Quarta-feira, 26 de setembro de 2007
Muitos filmes por dia, cotações, debates, argumentações. Não, não se trata da vivência de um festival de cinema, mas de uma experiência pré-festival. As atividades finais do comitê de seleção internacional do Festival Internacional de Curtas do Rio de Janeiro, o Curta Cinema, do qual fiz parte, me consumiram os primeiros três dias de Festival do Rio. Como consolo, além de um amplo panorama do que está sendo realizado em audiovisual no mundo, a antevisão de que teremos uma bela amostra de curtas-metragens estrangeiros durante o festival, que ocorrerá de 25 de outubro a 4 de novembro. A lista final encontra-se aqui. Passado este período de intensa garimpagem e descobertas, mergulho finalmente no Festival do Rio e me deparo com Homens na Terra, de Ariane Michel. A aposta pessoal no filme, advinda da pesquisa no site dedicado a ele, se confirma na projeção. Obra de estranheza extrema dentro de um festival de cinema, com seu tempo contemplativo ao limite e sua narrativa quase impenetrável, Homens na Terra me instiga profundamente e me faz querer conhecer outras obras de Michel. Artista plástica e vídeo-artista, a diretora confirma, em entrevista sobre o filme, o que se vê na tela: um verdadeiro estudo sobre a construção do olhar, interessado sobretudo na opacidade da vida animal. Mais no texto que escreverei sobre o filme. Em termos de apostas coletivas, ontem foi o dia de estar face-a-face com o aguardado I’m Not There, de Todd Haynes, em cabine de imprensa. Na tela, a obra atinge a expectativa e a ultrapassa, como em todo grande filme. I’m Not There é o monumento que esperávamos e é mais: é fluxo de imagens e sons impossíveis de serem previstos.

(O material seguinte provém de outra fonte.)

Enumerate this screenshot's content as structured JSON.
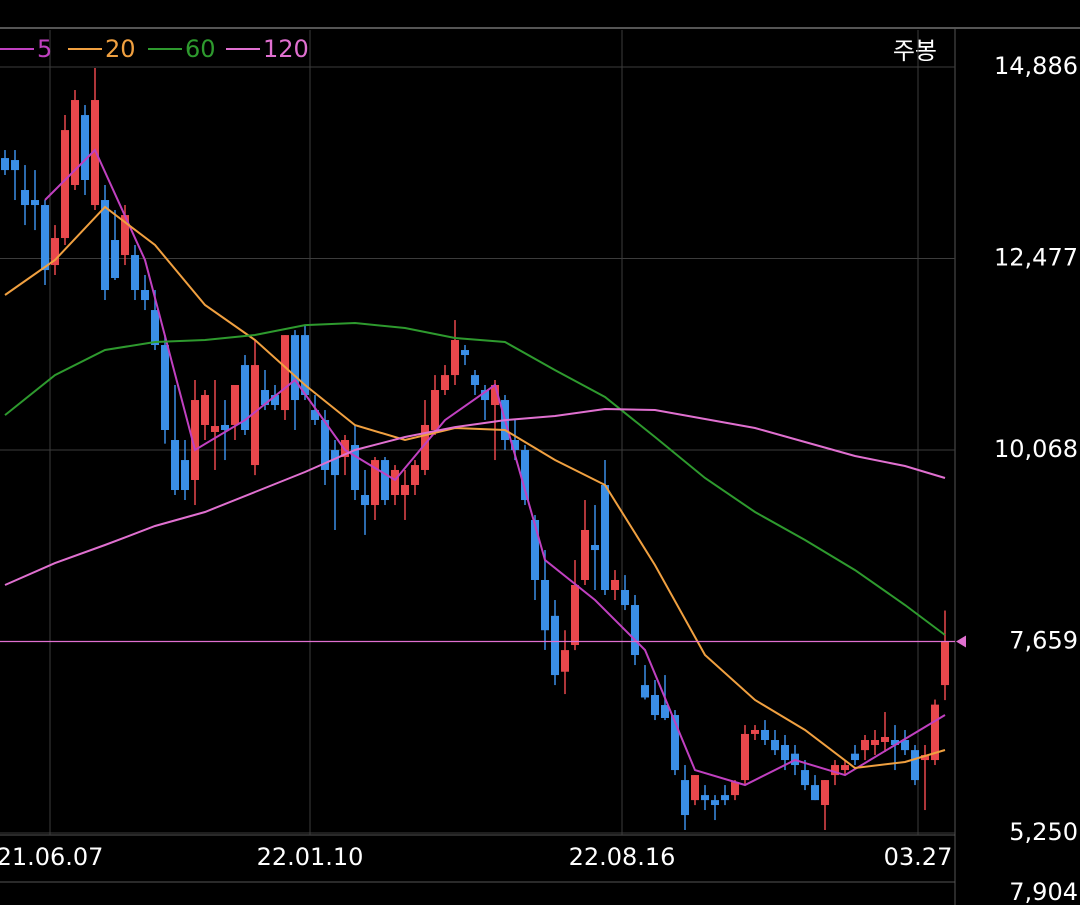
{
  "chart_data": {
    "type": "candlestick",
    "period_label": "주봉",
    "up_color": "#e8474c",
    "down_color": "#3a8ee6",
    "xlim": [
      -0.5,
      95.0
    ],
    "xticks": [
      {
        "value": 4.5,
        "label": "21.06.07"
      },
      {
        "value": 30.5,
        "label": "22.01.10"
      },
      {
        "value": 61.7,
        "label": "22.08.16"
      },
      {
        "value": 91.3,
        "label": "03.27"
      }
    ],
    "ylim": [
      5225,
      15352
    ],
    "yticks": [
      {
        "value": 14886,
        "label": "14,886"
      },
      {
        "value": 12477,
        "label": "12,477"
      },
      {
        "value": 10068,
        "label": "10,068"
      },
      {
        "value": 7659,
        "label": "7,659"
      },
      {
        "value": 5250,
        "label": "5,250"
      }
    ],
    "grid": true,
    "last_price": 7659,
    "last_price_color": "#e070d0",
    "volume_axis_label": "7,904",
    "ohlc": [
      [
        13741,
        13842,
        13528,
        13590
      ],
      [
        13716,
        13842,
        13213,
        13590
      ],
      [
        13339,
        13653,
        12898,
        13150
      ],
      [
        13213,
        13590,
        12835,
        13150
      ],
      [
        13150,
        13213,
        12144,
        12332
      ],
      [
        12395,
        12898,
        12270,
        12735
      ],
      [
        12735,
        14282,
        12647,
        14093
      ],
      [
        13402,
        14597,
        13339,
        14471
      ],
      [
        14282,
        14408,
        13276,
        13465
      ],
      [
        13150,
        14874,
        13087,
        14471
      ],
      [
        13213,
        13402,
        11955,
        12081
      ],
      [
        12710,
        13087,
        12207,
        12232
      ],
      [
        12521,
        13150,
        12395,
        13024
      ],
      [
        12521,
        12647,
        11955,
        12081
      ],
      [
        12081,
        12270,
        11829,
        11955
      ],
      [
        11829,
        12081,
        11326,
        11389
      ],
      [
        11389,
        11514,
        10148,
        10320
      ],
      [
        10194,
        10886,
        9502,
        9565
      ],
      [
        9942,
        10194,
        9439,
        9565
      ],
      [
        9691,
        10949,
        9376,
        10697
      ],
      [
        10383,
        10823,
        10194,
        10760
      ],
      [
        10295,
        10949,
        9817,
        10370
      ],
      [
        10383,
        10697,
        9942,
        10320
      ],
      [
        10383,
        10886,
        10194,
        10886
      ],
      [
        11137,
        11263,
        10257,
        10320
      ],
      [
        9879,
        11452,
        9753,
        11137
      ],
      [
        10823,
        11075,
        10571,
        10634
      ],
      [
        10760,
        10886,
        10571,
        10634
      ],
      [
        10571,
        11514,
        10446,
        11514
      ],
      [
        11514,
        11577,
        10320,
        10697
      ],
      [
        11514,
        11640,
        10697,
        10760
      ],
      [
        10571,
        10760,
        10383,
        10446
      ],
      [
        10446,
        10571,
        9628,
        9817
      ],
      [
        10068,
        10194,
        9062,
        9753
      ],
      [
        9980,
        10257,
        9753,
        10194
      ],
      [
        10131,
        10383,
        9439,
        9565
      ],
      [
        9502,
        9817,
        9000,
        9376
      ],
      [
        9376,
        9980,
        9188,
        9942
      ],
      [
        9942,
        9980,
        9376,
        9439
      ],
      [
        9502,
        9879,
        9376,
        9817
      ],
      [
        9502,
        9817,
        9188,
        9628
      ],
      [
        9628,
        9942,
        9502,
        9879
      ],
      [
        9817,
        10697,
        9753,
        10383
      ],
      [
        10320,
        11011,
        10257,
        10823
      ],
      [
        10823,
        11137,
        10760,
        11011
      ],
      [
        11011,
        11703,
        10886,
        11452
      ],
      [
        11326,
        11389,
        11137,
        11263
      ],
      [
        11011,
        11075,
        10760,
        10886
      ],
      [
        10823,
        10886,
        10446,
        10697
      ],
      [
        10634,
        10949,
        9942,
        10886
      ],
      [
        10697,
        10760,
        10068,
        10194
      ],
      [
        10194,
        10446,
        9942,
        10068
      ],
      [
        10068,
        10131,
        9376,
        9439
      ],
      [
        9188,
        9250,
        8181,
        8433
      ],
      [
        8433,
        8810,
        7553,
        7801
      ],
      [
        7982,
        8181,
        7111,
        7237
      ],
      [
        7279,
        7801,
        6998,
        7551
      ],
      [
        7615,
        8684,
        7551,
        8370
      ],
      [
        8433,
        9439,
        8370,
        9062
      ],
      [
        8873,
        9376,
        8307,
        8810
      ],
      [
        9628,
        9942,
        8244,
        8307
      ],
      [
        8307,
        8558,
        8181,
        8433
      ],
      [
        8307,
        8495,
        8055,
        8118
      ],
      [
        8118,
        8244,
        7363,
        7489
      ],
      [
        7111,
        7363,
        6930,
        6955
      ],
      [
        6986,
        7175,
        6671,
        6734
      ],
      [
        6860,
        7237,
        6671,
        6697
      ],
      [
        6734,
        6797,
        5979,
        6042
      ],
      [
        5916,
        6105,
        5288,
        5476
      ],
      [
        5664,
        5979,
        5601,
        5979
      ],
      [
        5727,
        5853,
        5539,
        5664
      ],
      [
        5664,
        5727,
        5413,
        5602
      ],
      [
        5727,
        5853,
        5601,
        5664
      ],
      [
        5727,
        5916,
        5664,
        5891
      ],
      [
        5916,
        6608,
        5853,
        6496
      ],
      [
        6496,
        6608,
        6420,
        6546
      ],
      [
        6546,
        6671,
        6357,
        6420
      ],
      [
        6420,
        6546,
        6231,
        6293
      ],
      [
        6357,
        6483,
        6042,
        6168
      ],
      [
        6248,
        6357,
        5979,
        6105
      ],
      [
        6042,
        6168,
        5790,
        5853
      ],
      [
        5853,
        5979,
        5664,
        5664
      ],
      [
        5602,
        5916,
        5288,
        5916
      ],
      [
        5979,
        6168,
        5853,
        6105
      ],
      [
        6042,
        6168,
        5979,
        6105
      ],
      [
        6248,
        6357,
        6105,
        6168
      ],
      [
        6293,
        6483,
        6168,
        6420
      ],
      [
        6357,
        6546,
        6231,
        6420
      ],
      [
        6395,
        6772,
        6269,
        6458
      ],
      [
        6420,
        6608,
        6042,
        6357
      ],
      [
        6420,
        6546,
        6231,
        6293
      ],
      [
        6293,
        6357,
        5853,
        5916
      ],
      [
        6168,
        6357,
        5539,
        6231
      ],
      [
        6168,
        6929,
        6105,
        6865
      ],
      [
        7111,
        8049,
        6922,
        7659
      ]
    ],
    "series": [
      {
        "name": "5",
        "color": "#c040c0",
        "x": [
          4,
          9,
          14,
          19,
          24,
          29,
          34,
          39,
          44,
          49,
          54,
          59,
          64,
          69,
          74,
          79,
          84,
          89,
          94
        ],
        "values": [
          13213,
          13842,
          12458,
          10068,
          10445,
          10949,
          10068,
          9691,
          10445,
          10886,
          8684,
          8181,
          7552,
          6042,
          5854,
          6168,
          5979,
          6357,
          6734
        ]
      },
      {
        "name": "20",
        "color": "#f0a040",
        "x": [
          0,
          5,
          10,
          15,
          20,
          25,
          30,
          35,
          40,
          45,
          50,
          55,
          60,
          65,
          70,
          75,
          80,
          85,
          90,
          94
        ],
        "values": [
          12018,
          12458,
          13125,
          12647,
          11892,
          11452,
          10886,
          10382,
          10194,
          10345,
          10320,
          9942,
          9628,
          8621,
          7489,
          6923,
          6546,
          6068,
          6143,
          6294
        ]
      },
      {
        "name": "60",
        "color": "#2e9a2e",
        "x": [
          0,
          5,
          10,
          15,
          20,
          25,
          30,
          35,
          40,
          45,
          50,
          55,
          60,
          65,
          70,
          75,
          80,
          85,
          90,
          94
        ],
        "values": [
          10508,
          11011,
          11326,
          11427,
          11452,
          11515,
          11640,
          11666,
          11603,
          11477,
          11427,
          11074,
          10735,
          10232,
          9716,
          9288,
          8936,
          8558,
          8118,
          7741
        ]
      },
      {
        "name": "120",
        "color": "#e070d0",
        "x": [
          0,
          5,
          10,
          15,
          20,
          25,
          30,
          35,
          40,
          45,
          50,
          55,
          60,
          65,
          70,
          75,
          80,
          85,
          90,
          94
        ],
        "values": [
          8370,
          8646,
          8873,
          9112,
          9288,
          9540,
          9791,
          10068,
          10232,
          10357,
          10445,
          10496,
          10584,
          10571,
          10458,
          10345,
          10169,
          9993,
          9867,
          9716
        ]
      }
    ]
  }
}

Arrebatamento dos sentidos, profusão de emoções. O filme de Todd Haynes é uma obra em auto-ebulição, uma avalanche e um quebra-cabeça cinematográfico, que provoca a um só tempo maravilhamento e dificuldade crítica. Na saída do cinema, a sensação de ter vivido mais do que o possível em duas horas (sensação, aliás, partilhada pela experiência efusiva do filme de Naomi Kawase, Floresta dos Lamentos) e a certeza de que ainda falaremos muito sobre ele. (TM)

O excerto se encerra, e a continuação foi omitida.